As can be seen from the foregoing detailed description, the present invention provides an improved system and method for predicting user navigation within sponsored search advertisements. A list of sponsored advertisements for display on a web page of search results may be received, and a click prediction classifier may be applied to predict a click probability of each sponsored advertisement and a dwell time prediction classifier may be applied to predict a dwell time probability on web pages of a website of each sponsored advertisement. A probability of user navigation may be predicted for each sponsored advertisement using a probability of a click on each sponsored advertisement and a probability of a dwell time on web pages of a website of each sponsored advertisement. The list of the sponsored advertisements may be ranked in order at least in part by the probability of user navigation and served to a web browser executing on a client device for display on a web page of search results. Advantageously, the probability of user navigation may be accurately predicted by the present invention for serving sponsored advertisements in online advertising. As a result, the system and method provide significant advantages and benefits needed in contemporary computing and in online advertising applications.

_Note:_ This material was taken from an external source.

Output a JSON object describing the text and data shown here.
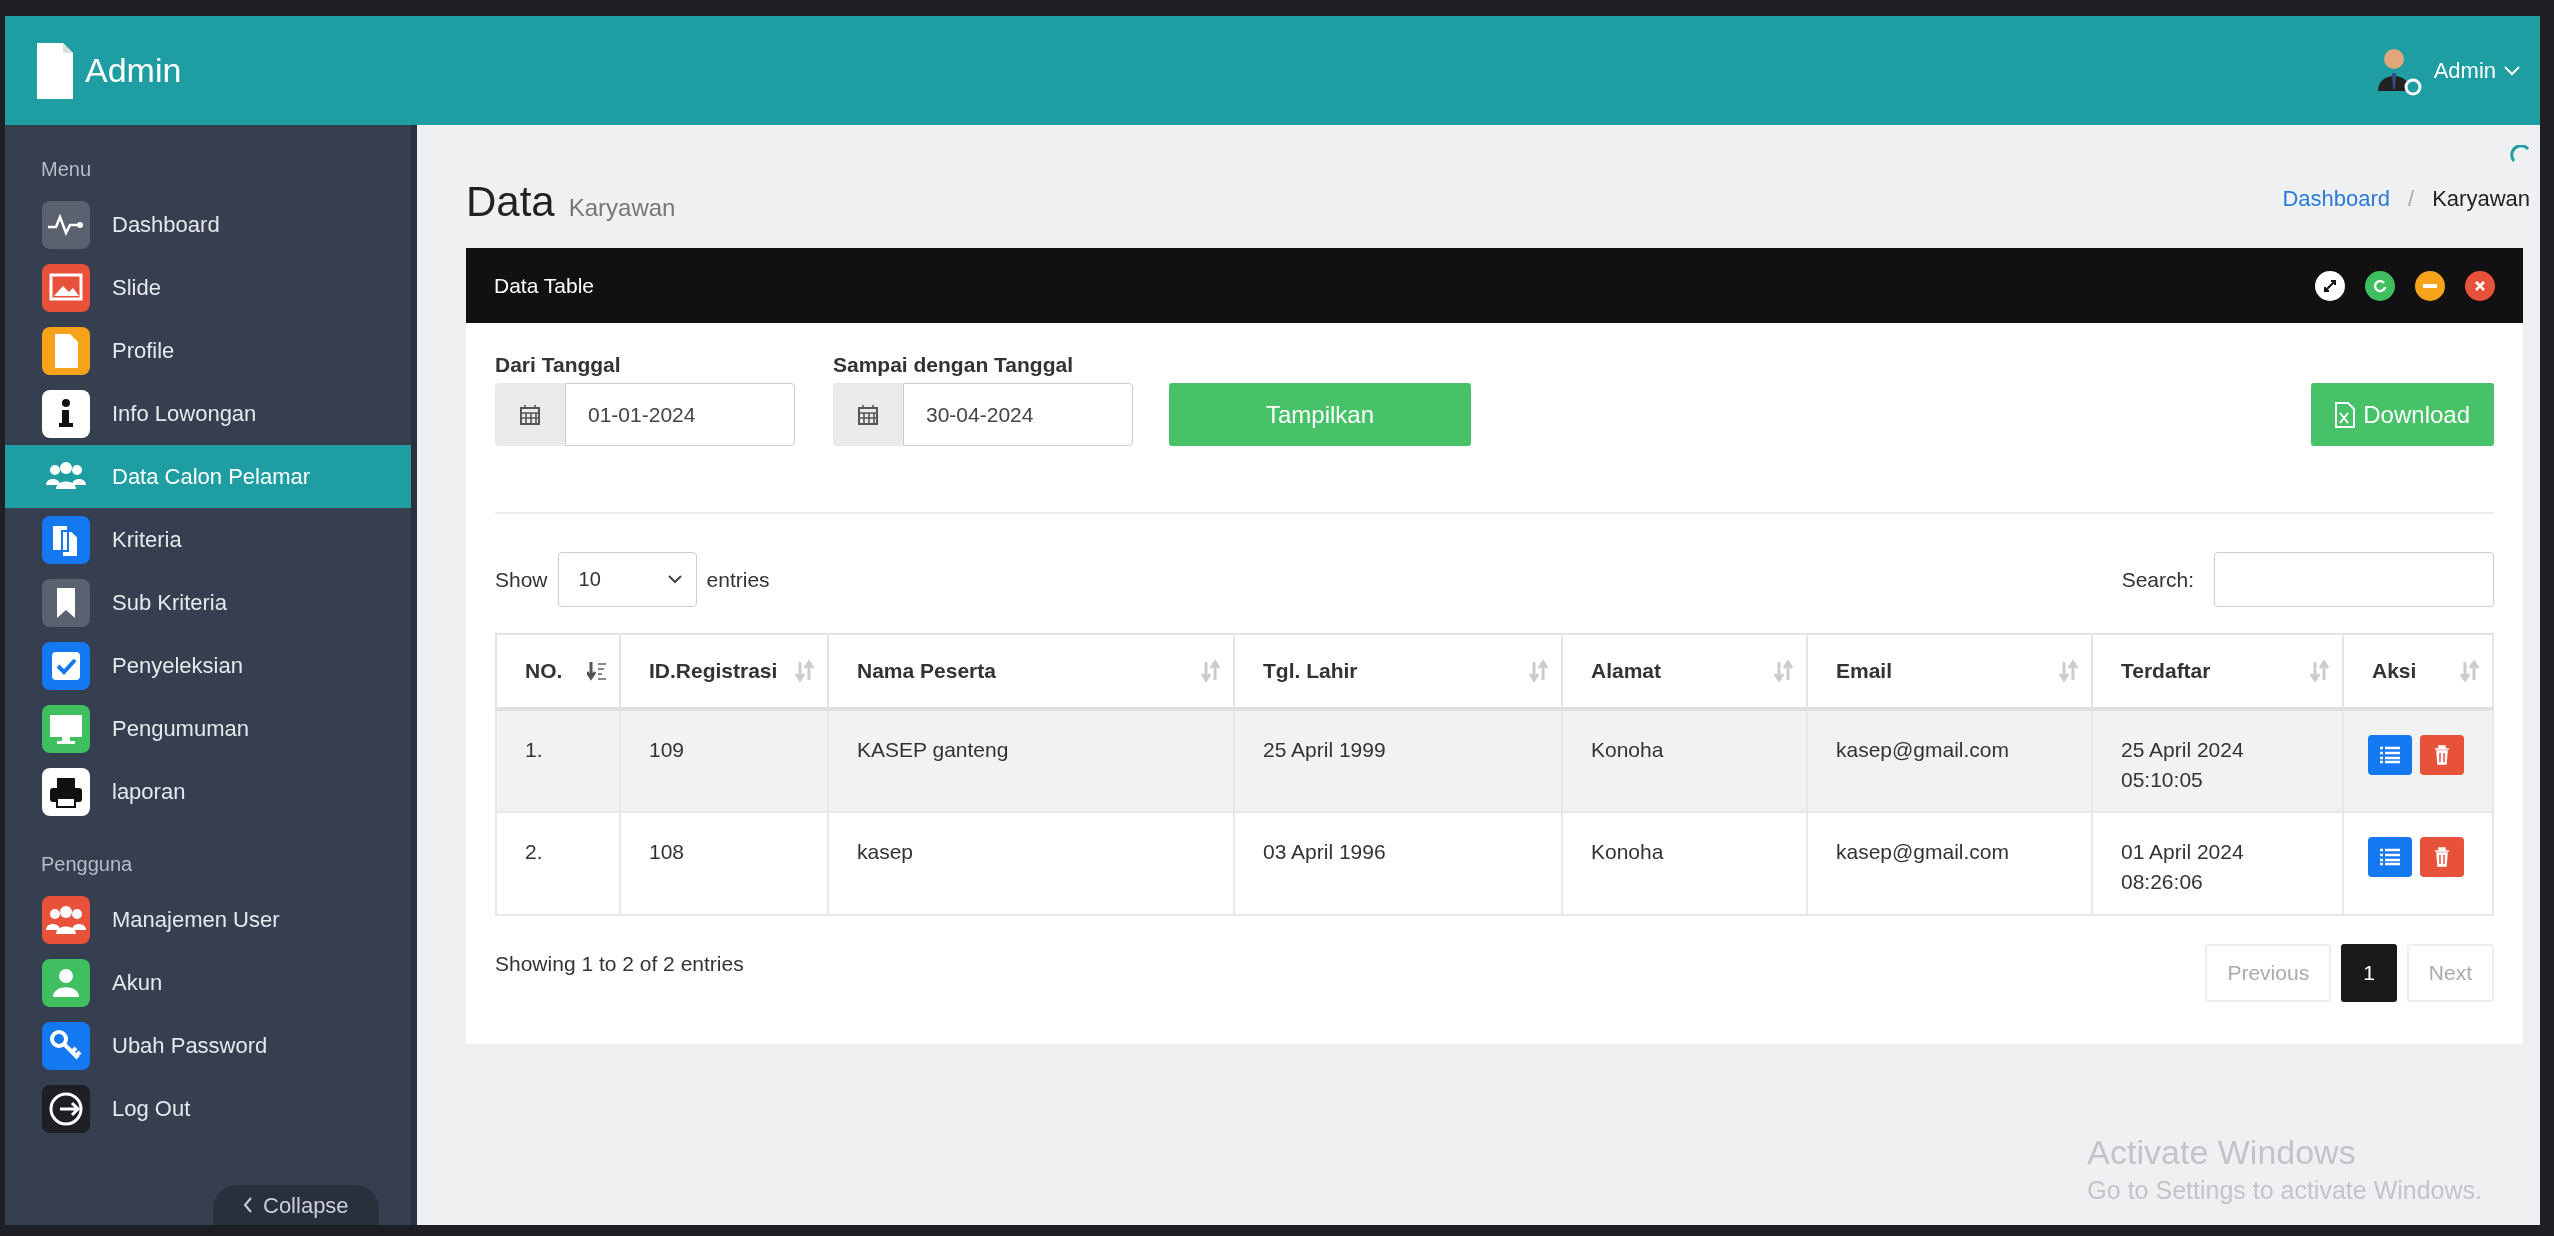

While the invention is susceptible to various modifications and alternative constructions, certain illustrated embodiments thereof are shown in the drawings and have been described above in detail. It should be understood, however, that there is no intention to limit the invention to the specific forms disclosed, but on the contrary, the intention is to cover all modifications, alternative constructions, and equivalents falling within the spirit and scope of the invention.